KUALA LUMPUR: Top Glove Corp Bhd’s earnings for the second quarter ended February 28 2015 climbed 33.3 per cent to RM56.07 million from RM41.55 million a year ago, boosted by strong demand, firmer US dollar and cheaper raw materials.

In its filing to the stock market yesterday, Top Glove reported its pre-tax profit rose 17.8 per cent to RM69.5 8million from RM50.11 million in the previous corresponding quarter. Similarly, its revenue increased by 4.3 per cent to RM572.25 million from RM548.27 million.

This translates the glovemaker's earnings per share for the quarter to 9.09 sen compared with 6.7 sen, a year ago.

“We're very pleased with our performance this quarter. It reflected the effectiveness of our internal improvement initiatives and aggressive sales promotion activities,” said chairman Tan Sri Lim Wee Chai.

Top Glove said demand for natural rubber gloves from emerging markets grew steadily, with exports to 200 countries worldwide.

“We also saw better margins from newer and more efficient glove machineries. After much turnaround efforts, our China operations is contributing positively to the group's profit," he said.

“A stronger US dollar and cheaper raw material have helped offset last year’s electricity and gas tariff increases, part of which we were unable to pass on to customers,” Lim added.

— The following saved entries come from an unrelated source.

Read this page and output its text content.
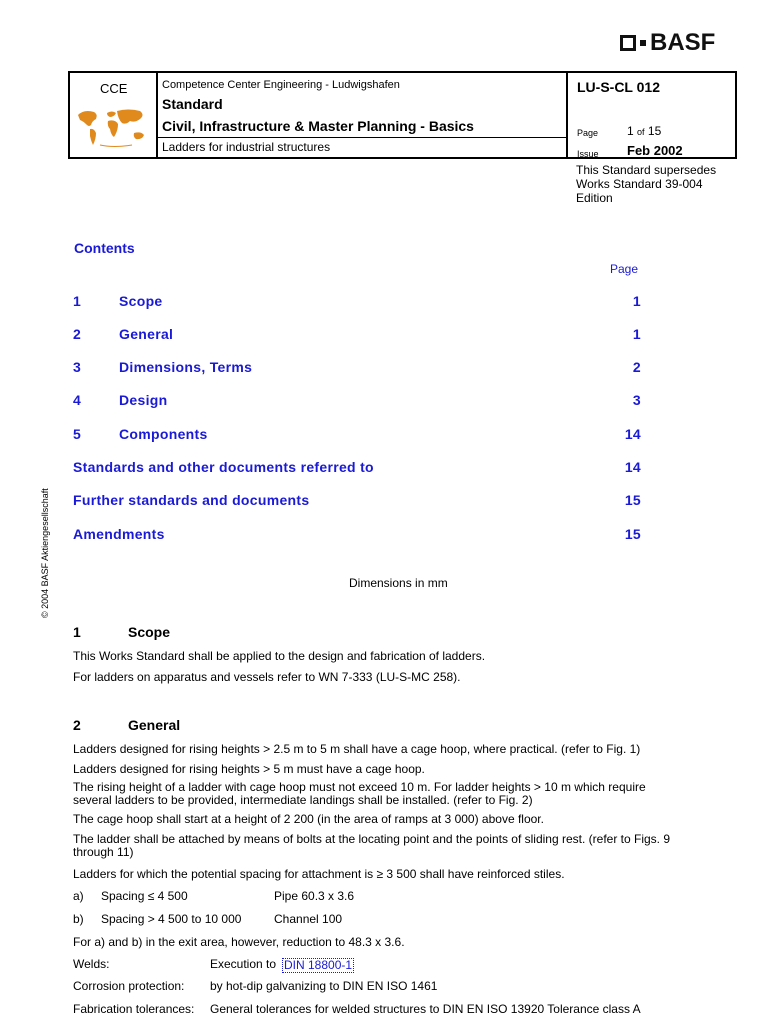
BASF
CCE	Competence Center Engineering - Ludwigshafen
Standard
Civil, Infrastructure & Master Planning - Basics
Ladders for industrial structures
LU-S-CL 012
Page 1 of 15
Issue Feb 2002
This Standard supersedes
Works Standard 39-004
Edition
Contents
Page
1	Scope	1
2	General	1
3	Dimensions, Terms	2
4	Design	3
5	Components	14
Standards and other documents referred to	14
Further standards and documents	15
Amendments	15
Dimensions in mm
© 2004 BASF Aktiengesellschaft
1	Scope
This Works Standard shall be applied to the design and fabrication of ladders.
For ladders on apparatus and vessels refer to WN 7-333 (LU-S-MC 258).
2	General
Ladders designed for rising heights > 2.5 m to 5 m shall have a cage hoop, where practical. (refer to Fig. 1)
Ladders designed for rising heights > 5 m must have a cage hoop.
The rising height of a ladder with cage hoop must not exceed 10 m. For ladder heights > 10 m which require
several ladders to be provided, intermediate landings shall be installed. (refer to Fig. 2)
The cage hoop shall start at a height of 2 200 (in the area of ramps at 3 000) above floor.
The ladder shall be attached by means of bolts at the locating point and the points of sliding rest. (refer to Figs. 9
through 11)
Ladders for which the potential spacing for attachment is ≥ 3 500 shall have reinforced stiles.
a) Spacing ≤ 4 500	Pipe 60.3 x 3.6
b) Spacing > 4 500 to 10 000	Channel 100
For a) and b) in the exit area, however, reduction to 48.3 x 3.6.
Welds:	Execution to DIN 18800-1
Corrosion protection: by hot-dip galvanizing to DIN EN ISO 1461
Fabrication tolerances: General tolerances for welded structures to DIN EN ISO 13920 Tolerance class A
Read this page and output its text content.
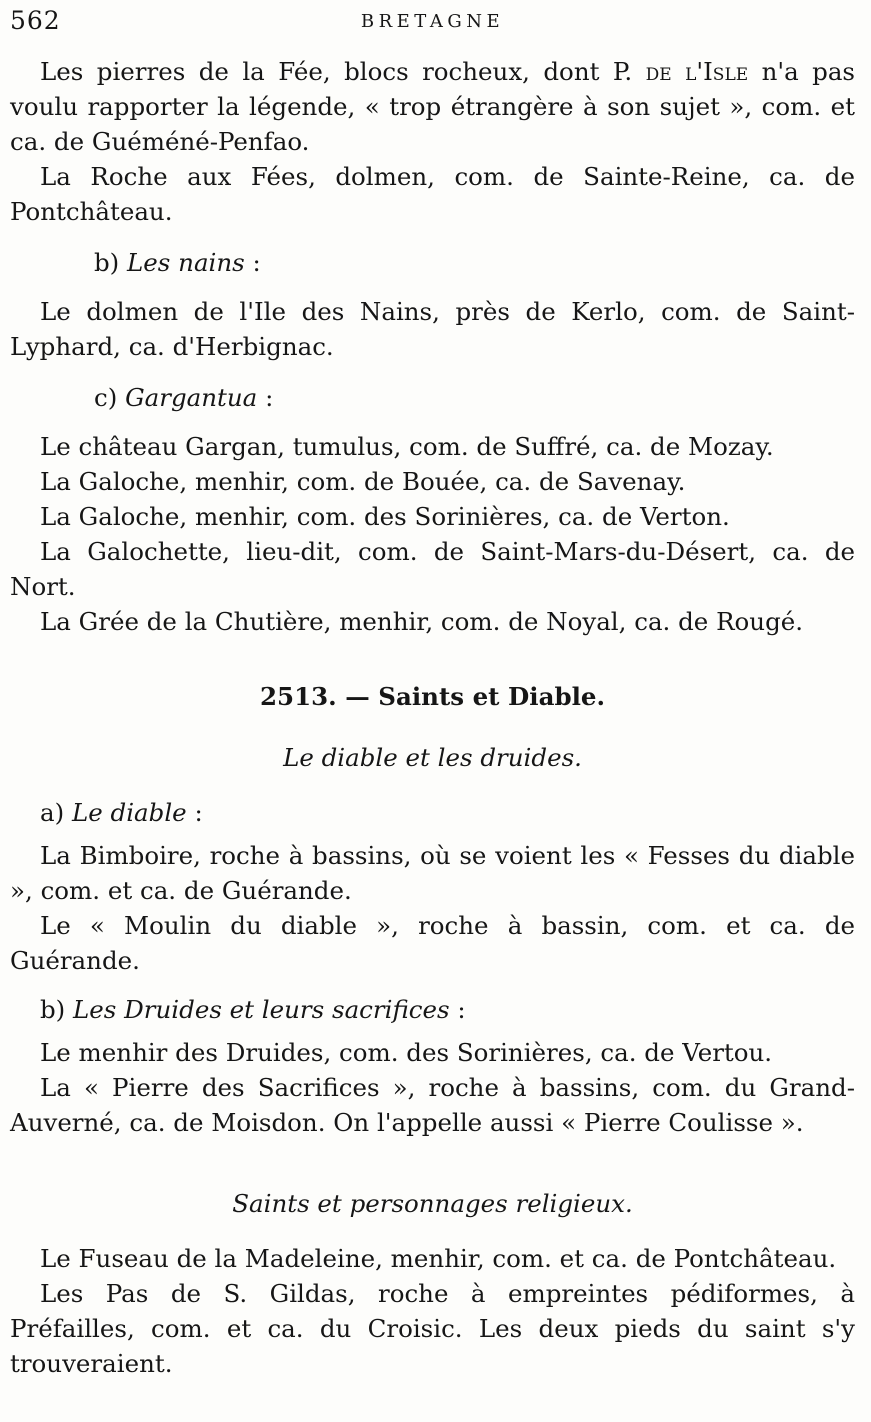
562	BRETAGNE

Les pierres de la Fée, blocs rocheux, dont P. de l'Isle n'a pas voulu rapporter la légende, « trop étrangère à son sujet », com. et ca. de Guéméné-Penfao.

La Roche aux Fées, dolmen, com. de Sainte-Reine, ca. de Pontchâteau.

b) Les nains :

Le dolmen de l'Ile des Nains, près de Kerlo, com. de Saint-Lyphard, ca. d'Herbignac.

c) Gargantua :

Le château Gargan, tumulus, com. de Suffré, ca. de Mozay.

La Galoche, menhir, com. de Bouée, ca. de Savenay.

La Galoche, menhir, com. des Sorinières, ca. de Verton.

La Galochette, lieu-dit, com. de Saint-Mars-du-Désert, ca. de Nort.

La Grée de la Chutière, menhir, com. de Noyal, ca. de Rougé.

2513. — Saints et Diable.

Le diable et les druides.

a) Le diable :

La Bimboire, roche à bassins, où se voient les « Fesses du diable », com. et ca. de Guérande.

Le « Moulin du diable », roche à bassin, com. et ca. de Guérande.

b) Les Druides et leurs sacrifices :

Le menhir des Druides, com. des Sorinières, ca. de Vertou.

La « Pierre des Sacrifices », roche à bassins, com. du Grand-Auverné, ca. de Moisdon. On l'appelle aussi « Pierre Coulisse ».

Saints et personnages religieux.

Le Fuseau de la Madeleine, menhir, com. et ca. de Pontchâteau.

Les Pas de S. Gildas, roche à empreintes pédiformes, à Préfailles, com. et ca. du Croisic. Les deux pieds du saint s'y trouveraient.
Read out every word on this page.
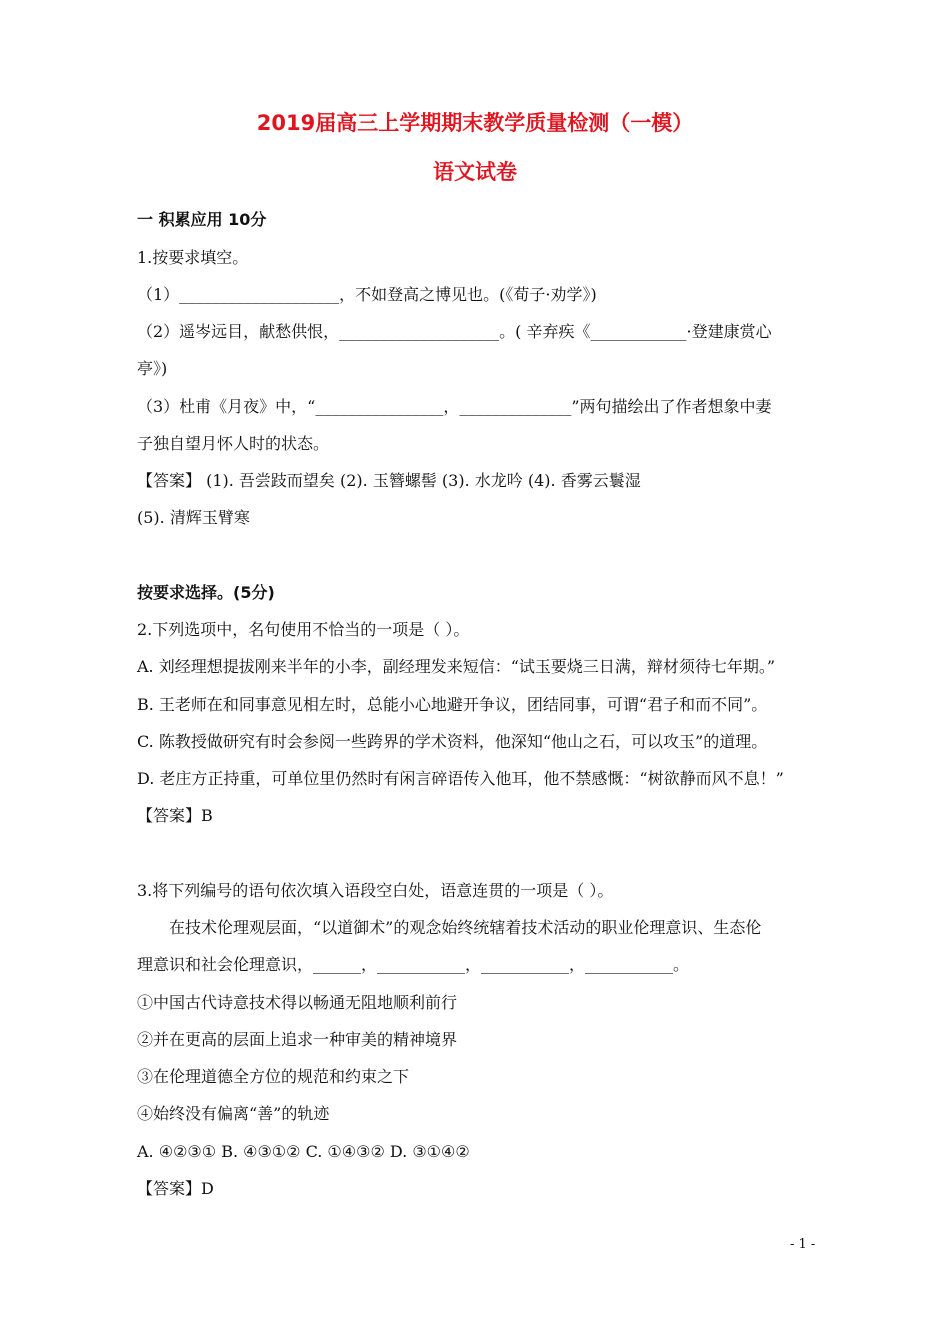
2019届高三上学期期末教学质量检测（一模）
语文试卷
一 积累应用 10分
1.按要求填空。
（1）____________________，不如登高之博见也。(《荀子·劝学》)
（2）遥岑远目，献愁供恨，____________________。( 辛弃疾《____________·登建康赏心
亭》)
（3）杜甫《月夜》中，“________________，______________”两句描绘出了作者想象中妻
子独自望月怀人时的状态。
【答案】 (1). 吾尝跂而望矣 (2). 玉簪螺髻 (3). 水龙吟 (4). 香雾云鬟湿
(5). 清辉玉臂寒
按要求选择。(5分)
2.下列选项中，名句使用不恰当的一项是（ ）。
A. 刘经理想提拔刚来半年的小李，副经理发来短信：“试玉要烧三日满，辩材须待七年期。”
B. 王老师在和同事意见相左时，总能小心地避开争议，团结同事，可谓“君子和而不同”。
C. 陈教授做研究有时会参阅一些跨界的学术资料，他深知“他山之石，可以攻玉”的道理。
D. 老庄方正持重，可单位里仍然时有闲言碎语传入他耳，他不禁感慨：“树欲静而风不息！”
【答案】B
3.将下列编号的语句依次填入语段空白处，语意连贯的一项是（ ）。
在技术伦理观层面，“以道御术”的观念始终统辖着技术活动的职业伦理意识、生态伦
理意识和社会伦理意识，______，___________，___________，___________。
①中国古代诗意技术得以畅通无阻地顺利前行
②并在更高的层面上追求一种审美的精神境界
③在伦理道德全方位的规范和约束之下
④始终没有偏离“善”的轨迹
A. ④②③① B. ④③①② C. ①④③② D. ③①④②
【答案】D
- 1 -
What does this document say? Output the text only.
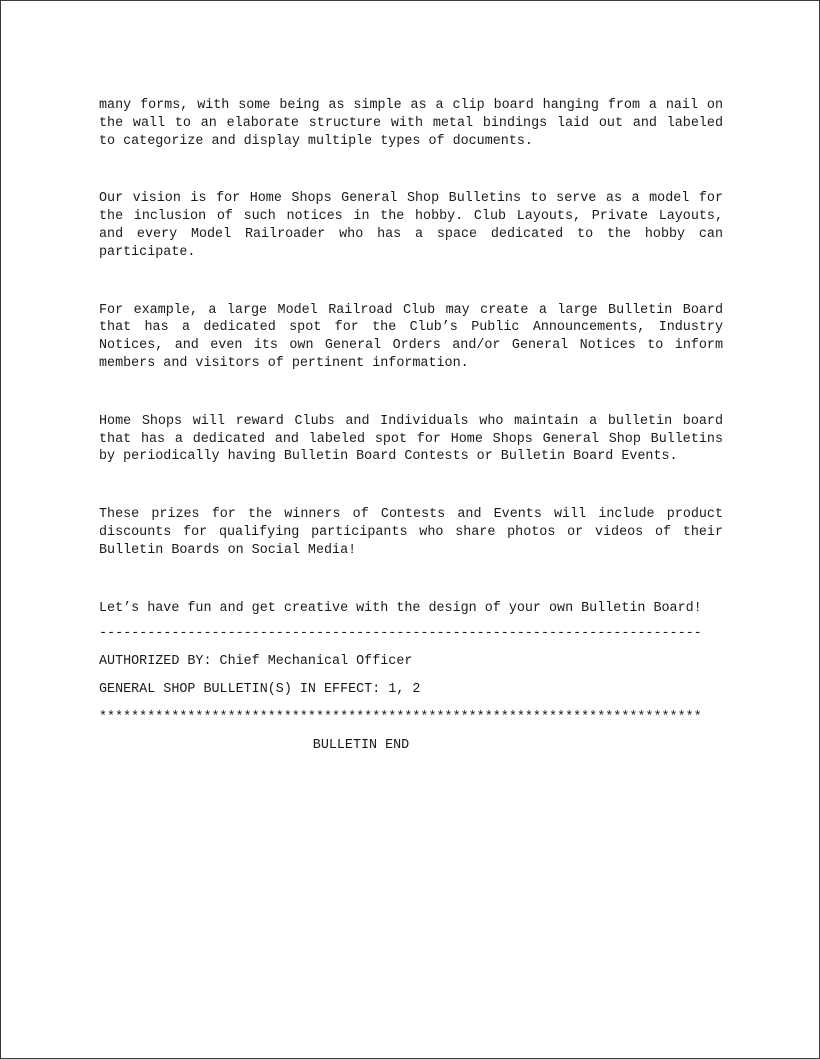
many forms, with some being as simple as a clip board hanging from a nail on the wall to an elaborate structure with metal bindings laid out and labeled to categorize and display multiple types of documents.

Our vision is for Home Shops General Shop Bulletins to serve as a model for the inclusion of such notices in the hobby. Club Layouts, Private Layouts, and every Model Railroader who has a space dedicated to the hobby can participate.

For example, a large Model Railroad Club may create a large Bulletin Board that has a dedicated spot for the Club’s Public Announcements, Industry Notices, and even its own General Orders and/or General Notices to inform members and visitors of pertinent information.

Home Shops will reward Clubs and Individuals who maintain a bulletin board that has a dedicated and labeled spot for Home Shops General Shop Bulletins by periodically having Bulletin Board Contests or Bulletin Board Events.

These prizes for the winners of Contests and Events will include product discounts for qualifying participants who share photos or videos of their Bulletin Boards on Social Media!

Let’s have fun and get creative with the design of your own Bulletin Board!

---------------------------------------------------------------------------

AUTHORIZED BY: Chief Mechanical Officer

GENERAL SHOP BULLETIN(S) IN EFFECT: 1, 2

***************************************************************************

BULLETIN END
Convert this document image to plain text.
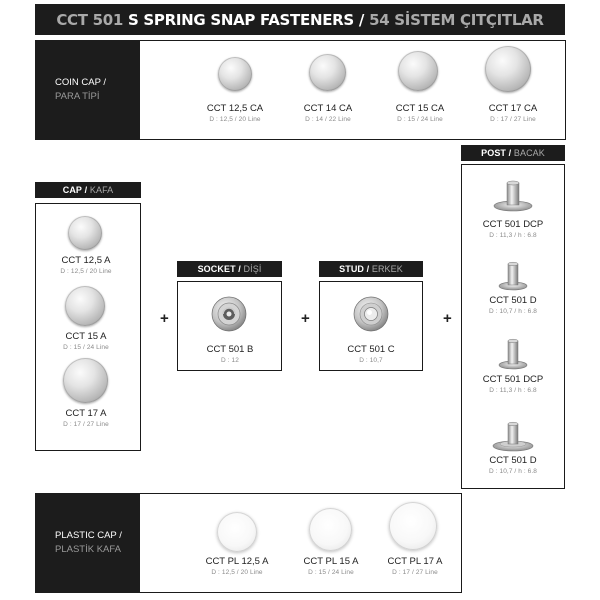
CCT 501 S SPRING SNAP FASTENERS / 54 SİSTEM ÇITÇITLAR
COIN CAP /
PARA TİPİ
CCT 12,5 CA
D : 12,5 / 20 Line
CCT 14 CA
D : 14 / 22 Line
CCT 15 CA
D : 15 / 24 Line
CCT 17 CA
D : 17 / 27 Line
POST
/
BACAK
CCT 501 DCP
D : 11,3 / h : 6.8
CCT 501 D
D : 10,7 / h : 6.8
CCT 501 DCP
D : 11,3 / h : 6.8
CCT 501 D
D : 10,7 / h : 6.8
CAP
/
KAFA
CCT 12,5 A
D : 12,5 / 20 Line
CCT 15 A
D : 15 / 24 Line
CCT 17 A
D : 17 / 27 Line
+	+	+
SOCKET
/
DİŞİ
CCT 501 B
D : 12
STUD
/
ERKEK
CCT 501 C
D : 10,7
PLASTIC CAP /
PLASTİK KAFA
CCT PL 12,5 A
D : 12,5 / 20 Line
CCT PL 15 A
D : 15 / 24 Line
CCT PL 17 A
D : 17 / 27 Line
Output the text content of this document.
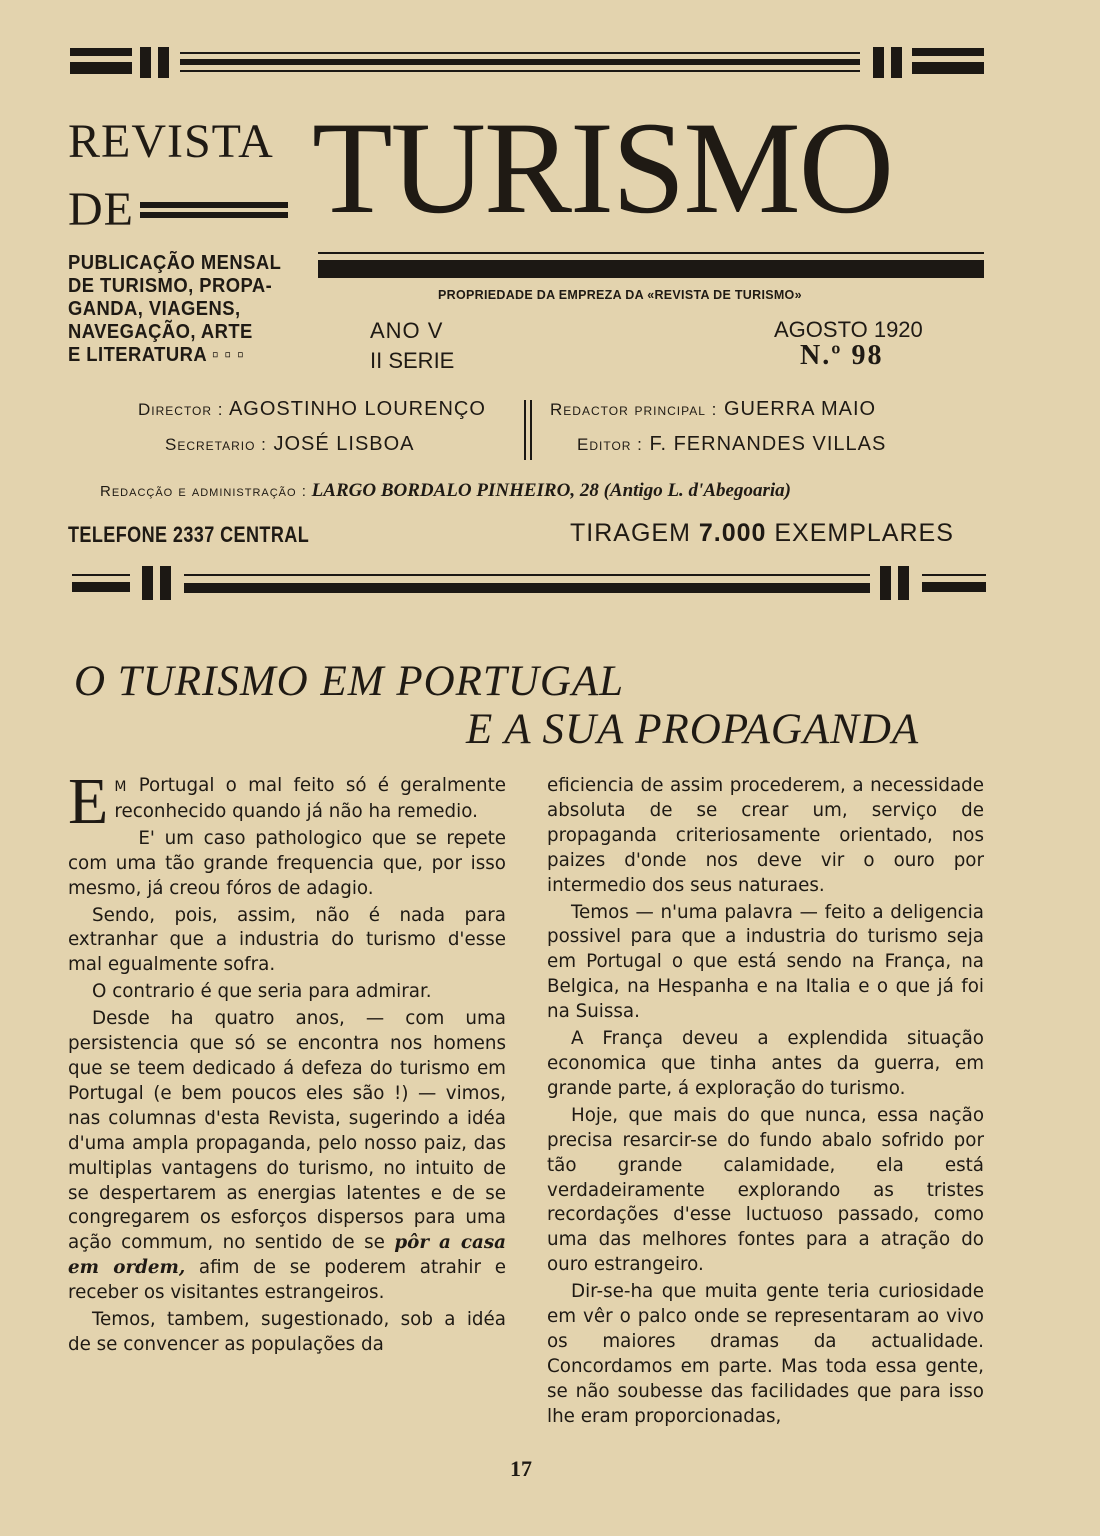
REVISTA
DE TURISMO
PUBLICAÇÃO MENSAL
DE TURISMO, PROPA-
GANDA, VIAGENS,
NAVEGAÇÃO, ARTE
E LITERATURA ▫ ▫ ▫
PROPRIEDADE DA EMPREZA DA «REVISTA DE TURISMO»
ANO V
II SERIE
AGOSTO 1920
N.º 98
Director : AGOSTINHO LOURENÇO
Secretario : JOSÉ LISBOA
Redactor principal : GUERRA MAIO
Editor : F. FERNANDES VILLAS
Redacção e administração : LARGO BORDALO PINHEIRO, 28 (Antigo L. d'Abegoaria)
TELEFONE 2337 CENTRAL	TIRAGEM 7.000 EXEMPLARES
O TURISMO EM PORTUGAL
E A SUA PROPAGANDA

E M Portugal o mal feito só é geralmente reconhecido quando já não ha remedio.

E' um caso pathologico que se repete com uma tão grande frequencia que, por isso mesmo, já creou fóros de adagio.

Sendo, pois, assim, não é nada para extranhar que a industria do turismo d'esse mal egualmente sofra.

O contrario é que seria para admirar.

Desde ha quatro anos, — com uma persistencia que só se encontra nos homens que se teem dedicado á defeza do turismo em Portugal (e bem poucos eles são !) — vimos, nas columnas d'esta Revista, sugerindo a idéa d'uma ampla propaganda, pelo nosso paiz, das multiplas vantagens do turismo, no intuito de se despertarem as energias latentes e de se congregarem os esforços dispersos para uma ação commum, no sentido de se pôr a casa em ordem, afim de se poderem atrahir e receber os visitantes estrangeiros.

Temos, tambem, sugestionado, sob a idéa de se convencer as populações da

eficiencia de assim procederem, a necessidade absoluta de se crear um, serviço de propaganda criteriosamente orientado, nos paizes d'onde nos deve vir o ouro por intermedio dos seus naturaes.

Temos — n'uma palavra — feito a deligencia possivel para que a industria do turismo seja em Portugal o que está sendo na França, na Belgica, na Hespanha e na Italia e o que já foi na Suissa.

A França deveu a explendida situação economica que tinha antes da guerra, em grande parte, á exploração do turismo.

Hoje, que mais do que nunca, essa nação precisa resarcir-se do fundo abalo sofrido por tão grande calamidade, ela está verdadeiramente explorando as tristes recordações d'esse luctuoso passado, como uma das melhores fontes para a atração do ouro estrangeiro.

Dir-se-ha que muita gente teria curiosidade em vêr o palco onde se representaram ao vivo os maiores dramas da actualidade. Concordamos em parte. Mas toda essa gente, se não soubesse das facilidades que para isso lhe eram proporcionadas,

17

He said Top Glove's raw material prices continued to trend downward with natural latex prices dropping by 24.8 per cent to an average of RM3.63 a kg, and nitrile latex prices dropping by 5.3 per cent to an average of US$1.03 per kg.

On outlook, Lim said it will be challenging in view of fiercer competition in the nitrile glove segment and good and services tax-induced inflation.

As at end February 2015, Top Glove’s net cash is RM142.8 million and it also maintains a healthy balance sheet position.

To date, Top Glove has 27 factories with a total annual capacity of 44.60 billion pairs of gloves. Despite facing glove selling price pressure, Top Glove continues to expand, albeit at a slower pace, to protect its global market share.